Spider Bennett

Personal information
- Born: August 4, 1943 (age 82) Lakewood Township, New Jersey, U.S.
- Listed height: 6 ft 3 in (1.91 m)
- Listed weight: 190 lb (86 kg)

Career information
- High school: Laurinburg Institute (Laurinburg, North Carolina)
- College: Winston-Salem State (1962–1966)
- NBA draft: 1966: undrafted
- Playing career: 1966–1972
- Position: Point guard
- Number: 6, 25

Career history
- 1966–1968: Hartford Capitols
- 1968–1969: Dallas Chaparrals
- 1969: Houston Mavericks
- 1969–1972: Hartford Capitols

Career highlights
- All-EPBL First Team (1968); All-EPBL Second Team (1970);
- Stats at Basketball Reference

= Spider Bennett =

American basketball player

Willis "Spider" Bennett (born August 4, 1943) is an American former basketball player.
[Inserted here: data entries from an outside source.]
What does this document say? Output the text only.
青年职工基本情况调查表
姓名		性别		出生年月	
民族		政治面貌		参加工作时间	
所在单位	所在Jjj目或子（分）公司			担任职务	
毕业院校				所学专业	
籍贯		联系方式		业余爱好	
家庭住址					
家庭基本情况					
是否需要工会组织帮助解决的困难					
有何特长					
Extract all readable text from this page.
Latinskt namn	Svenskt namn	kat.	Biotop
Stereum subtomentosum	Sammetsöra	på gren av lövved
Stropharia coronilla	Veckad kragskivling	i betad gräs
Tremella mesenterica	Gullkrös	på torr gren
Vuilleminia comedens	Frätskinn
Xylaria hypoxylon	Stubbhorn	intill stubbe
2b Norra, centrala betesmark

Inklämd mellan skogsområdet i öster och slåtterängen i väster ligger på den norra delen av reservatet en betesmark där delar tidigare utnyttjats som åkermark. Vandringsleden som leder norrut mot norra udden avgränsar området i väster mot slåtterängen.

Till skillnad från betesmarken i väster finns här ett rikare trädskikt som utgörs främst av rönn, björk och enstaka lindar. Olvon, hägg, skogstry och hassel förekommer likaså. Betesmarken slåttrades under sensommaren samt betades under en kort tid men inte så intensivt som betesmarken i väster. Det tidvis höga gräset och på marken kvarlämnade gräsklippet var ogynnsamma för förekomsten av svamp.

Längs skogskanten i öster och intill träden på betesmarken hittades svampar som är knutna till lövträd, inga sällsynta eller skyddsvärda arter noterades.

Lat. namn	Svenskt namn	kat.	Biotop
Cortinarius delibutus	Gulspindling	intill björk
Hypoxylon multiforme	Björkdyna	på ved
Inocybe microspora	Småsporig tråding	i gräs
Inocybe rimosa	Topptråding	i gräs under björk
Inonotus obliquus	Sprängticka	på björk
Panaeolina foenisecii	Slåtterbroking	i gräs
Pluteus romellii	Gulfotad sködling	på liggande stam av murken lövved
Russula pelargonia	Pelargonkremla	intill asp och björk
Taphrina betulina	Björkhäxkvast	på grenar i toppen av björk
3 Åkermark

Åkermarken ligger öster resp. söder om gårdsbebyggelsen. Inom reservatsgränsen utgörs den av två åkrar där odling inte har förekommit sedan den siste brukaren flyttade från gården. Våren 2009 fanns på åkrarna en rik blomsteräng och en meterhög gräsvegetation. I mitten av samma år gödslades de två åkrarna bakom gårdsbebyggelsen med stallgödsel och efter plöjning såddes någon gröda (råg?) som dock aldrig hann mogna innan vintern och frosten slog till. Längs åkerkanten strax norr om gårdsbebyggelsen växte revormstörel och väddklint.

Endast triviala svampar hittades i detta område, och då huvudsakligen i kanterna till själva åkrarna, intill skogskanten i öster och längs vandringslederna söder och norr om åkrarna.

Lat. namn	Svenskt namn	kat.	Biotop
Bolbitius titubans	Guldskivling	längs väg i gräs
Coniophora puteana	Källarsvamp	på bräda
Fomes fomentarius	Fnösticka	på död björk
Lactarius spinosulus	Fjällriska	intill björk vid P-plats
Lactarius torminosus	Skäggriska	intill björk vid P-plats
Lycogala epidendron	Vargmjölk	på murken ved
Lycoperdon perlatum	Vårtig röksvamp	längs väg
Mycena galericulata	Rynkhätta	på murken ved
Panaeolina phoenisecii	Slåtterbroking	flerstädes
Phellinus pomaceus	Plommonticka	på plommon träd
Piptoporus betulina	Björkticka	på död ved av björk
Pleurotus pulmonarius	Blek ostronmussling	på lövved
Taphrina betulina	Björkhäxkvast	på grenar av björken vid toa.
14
Born in Lakewood Township, New Jersey, Bennett played collegiately for the Winston-Salem State University.

Bennett played for the Hartford Capitols of the Eastern Professional Basketball League (EPBL) / Eastern Basketball Association (EBA) from 1966 to 1968 and 1969 to 1972. He was selected to the All-EPBL First Team in 1968 and Second Team in 1970.

He played for the Dallas Chaparrals and Houston Mavericks (1968–69) in the ABA for 59 games.